First responders arrived at the scene of the incident shortly after 9:30 p.m. on Sunday, December 6, after being contacted by neighbors who reported the fire.
Deadly flames had engulfed the left side of a building located at 81 Bluff Circle, in the immediate vicinity of Mayall Road in New Gloucester, Maine.
When crews from the local Fire and Rescue department came face to face with the scorching fire which had probably originated in the home’s kitchen, they realized that they would have to contain it using an exterior attack, without entering the burning structure.
This approach, also known as “surround and drown”, was required because it would’ve been excessively hazardous for firefighters to try to extinguish the blaze from the inside, as part of a “two in, two out” rescue effort.
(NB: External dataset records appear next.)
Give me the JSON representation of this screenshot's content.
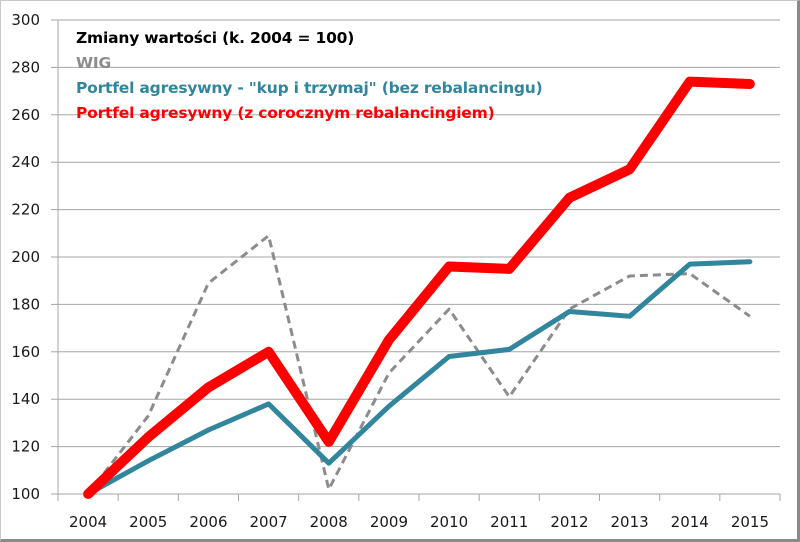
{
  "chart_data": {
    "type": "line",
    "title": "Zmiany wartości (k. 2004 = 100)",
    "xlabel": "",
    "ylabel": "",
    "categories": [
      "2004",
      "2005",
      "2006",
      "2007",
      "2008",
      "2009",
      "2010",
      "2011",
      "2012",
      "2013",
      "2014",
      "2015"
    ],
    "ylim": [
      100,
      300
    ],
    "yticks": [
      100,
      120,
      140,
      160,
      180,
      200,
      220,
      240,
      260,
      280,
      300
    ],
    "grid": true,
    "legend_placement": "top-left",
    "series": [
      {
        "name": "WIG",
        "color": "#8c8c8c",
        "style": "dashed",
        "values": [
          100,
          133,
          189,
          209,
          102,
          151,
          178,
          141,
          178,
          192,
          193,
          175
        ]
      },
      {
        "name": "Portfel agresywny - \"kup i trzymaj\" (bez rebalancingu)",
        "color": "#31859c",
        "style": "solid",
        "values": [
          100,
          114,
          127,
          138,
          113,
          137,
          158,
          161,
          177,
          175,
          197,
          198
        ]
      },
      {
        "name": "Portfel agresywny (z corocznym rebalancingiem)",
        "color": "#ff0000",
        "style": "solid-thick",
        "values": [
          100,
          124,
          145,
          160,
          122,
          165,
          196,
          195,
          225,
          237,
          274,
          273
        ]
      }
    ]
  }
}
Dispatch teams had noticed that there was a van parked outside the residence, and since no one had been found in the yard they suspected that a person might be at risk, but it was deemed overly unsafe to attempt a more direct rescue mission.
Eventually, the overpowering flames were vanquished by firefighting units from New Gloucester, Pownal, Poland, Gray and Raymond, using a staggering volume of 15,000 gallons of water.
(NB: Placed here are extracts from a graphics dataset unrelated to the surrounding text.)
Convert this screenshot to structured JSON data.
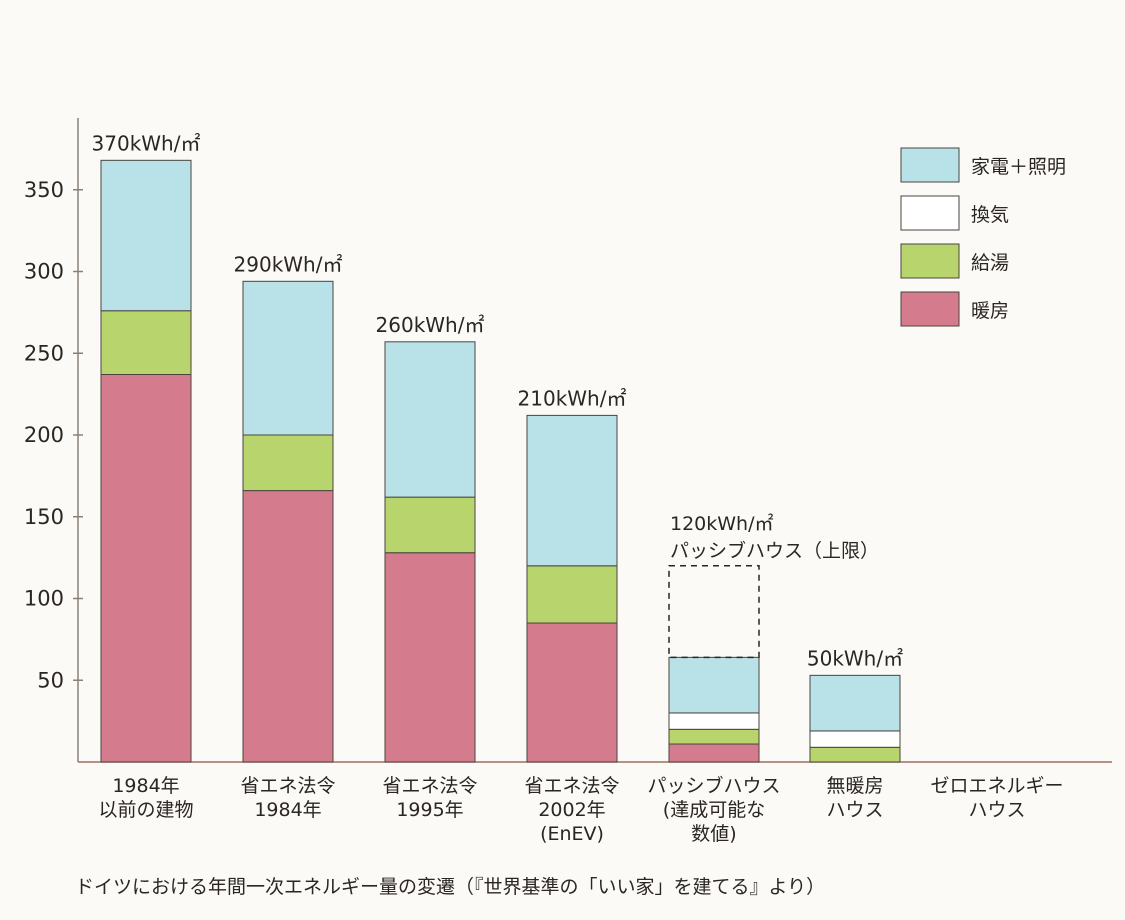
{
  "chart_data": {
    "type": "bar",
    "stacked": true,
    "categories": [
      [
        "1984年",
        "以前の建物"
      ],
      [
        "省エネ法令",
        "1984年"
      ],
      [
        "省エネ法令",
        "1995年"
      ],
      [
        "省エネ法令",
        "2002年",
        "(EnEV)"
      ],
      [
        "パッシブハウス",
        "(達成可能な",
        "数値)"
      ],
      [
        "無暖房",
        "ハウス"
      ],
      [
        "ゼロエネルギー",
        "ハウス"
      ]
    ],
    "series": [
      {
        "name": "暖房",
        "color": "#d47c8e",
        "values": [
          237,
          166,
          128,
          85,
          11,
          0,
          0
        ]
      },
      {
        "name": "給湯",
        "color": "#b8d46c",
        "values": [
          39,
          34,
          34,
          35,
          9,
          9,
          0
        ]
      },
      {
        "name": "換気",
        "color": "#ffffff",
        "values": [
          0,
          0,
          0,
          0,
          10,
          10,
          0
        ]
      },
      {
        "name": "家電＋照明",
        "color": "#b9e2e8",
        "values": [
          92,
          94,
          95,
          92,
          34,
          34,
          0
        ]
      }
    ],
    "legend_order": [
      "家電＋照明",
      "換気",
      "給湯",
      "暖房"
    ],
    "totals": [
      "370kWh/㎡",
      "290kWh/㎡",
      "260kWh/㎡",
      "210kWh/㎡",
      "",
      "50kWh/㎡",
      ""
    ],
    "annotation": {
      "category_index": 4,
      "value": 120,
      "lines": [
        "120kWh/㎡",
        "パッシブハウス（上限）"
      ],
      "style": "dashed"
    },
    "yticks": [
      50,
      100,
      150,
      200,
      250,
      300,
      350
    ],
    "ylim": [
      0,
      380
    ],
    "legend_position": "top-right",
    "grid": false
  },
  "caption": "ドイツにおける年間一次エネルギー量の変遷（『世界基準の「いい家」を建てる』より）"
}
Regrettably, the house fire led to the demise of one individual, who was found trapped in the building, once rescue crews managed to gain entry inside the building.
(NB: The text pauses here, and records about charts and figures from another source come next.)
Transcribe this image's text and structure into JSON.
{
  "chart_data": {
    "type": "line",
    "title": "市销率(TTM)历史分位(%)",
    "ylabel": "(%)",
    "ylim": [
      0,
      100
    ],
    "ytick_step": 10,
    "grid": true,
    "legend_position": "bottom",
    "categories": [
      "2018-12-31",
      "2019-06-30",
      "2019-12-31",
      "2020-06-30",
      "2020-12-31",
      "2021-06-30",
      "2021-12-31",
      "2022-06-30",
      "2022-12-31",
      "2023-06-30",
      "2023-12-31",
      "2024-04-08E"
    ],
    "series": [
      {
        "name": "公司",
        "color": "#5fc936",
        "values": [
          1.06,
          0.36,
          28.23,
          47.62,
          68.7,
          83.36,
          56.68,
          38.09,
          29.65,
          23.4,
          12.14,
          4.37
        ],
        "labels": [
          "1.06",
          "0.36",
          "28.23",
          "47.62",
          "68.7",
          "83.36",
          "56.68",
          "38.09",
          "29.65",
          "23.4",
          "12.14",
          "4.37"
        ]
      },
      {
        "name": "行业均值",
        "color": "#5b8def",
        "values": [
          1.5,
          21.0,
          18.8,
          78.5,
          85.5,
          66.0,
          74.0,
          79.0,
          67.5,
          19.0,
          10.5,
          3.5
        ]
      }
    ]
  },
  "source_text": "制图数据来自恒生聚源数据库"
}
The victim’s identity and gender hasn’t been made public yet, as investigators from the Fire Marshal’s Office are currently trying to determine the source of the combustion, which was the first fatal one reported in New Gloucester in more than two decades.
Moreover, the home is virtually a ruin now, given the fact that the damage wreaked by the blaze has been extensive, and it is expected that additional details regarding the lethal fire will be disclosed later today, as the inquest progresses.
According to Captain Scott Doyle of the New Gloucester Fire Department, winter is the most perilous time of the year when it comes to house fires, causing the incidence of fatalities to double, especially because in anticipation of the holidays, people spend more time in the kitchen preparing complex meals.
Moreover, residents sometimes use unsafe heating devices to guard themselves against the cold and install Christmas decorations which can malfunction and trigger a blaze.
In order to limit such risks, it is essential to ensure that smoke alarms and carbon monoxide detectors are installed, fully operational, and equipped with newly activated batteries.
Another recommendation is to link all such home devices together, because otherwise the occupants of a room might find out too late about flames taking over another part of the house.
In fact, the National Fire Protection Association has shown that most fire casualties occur when the victim had been unaware of the blaze that had started in a different section of the building.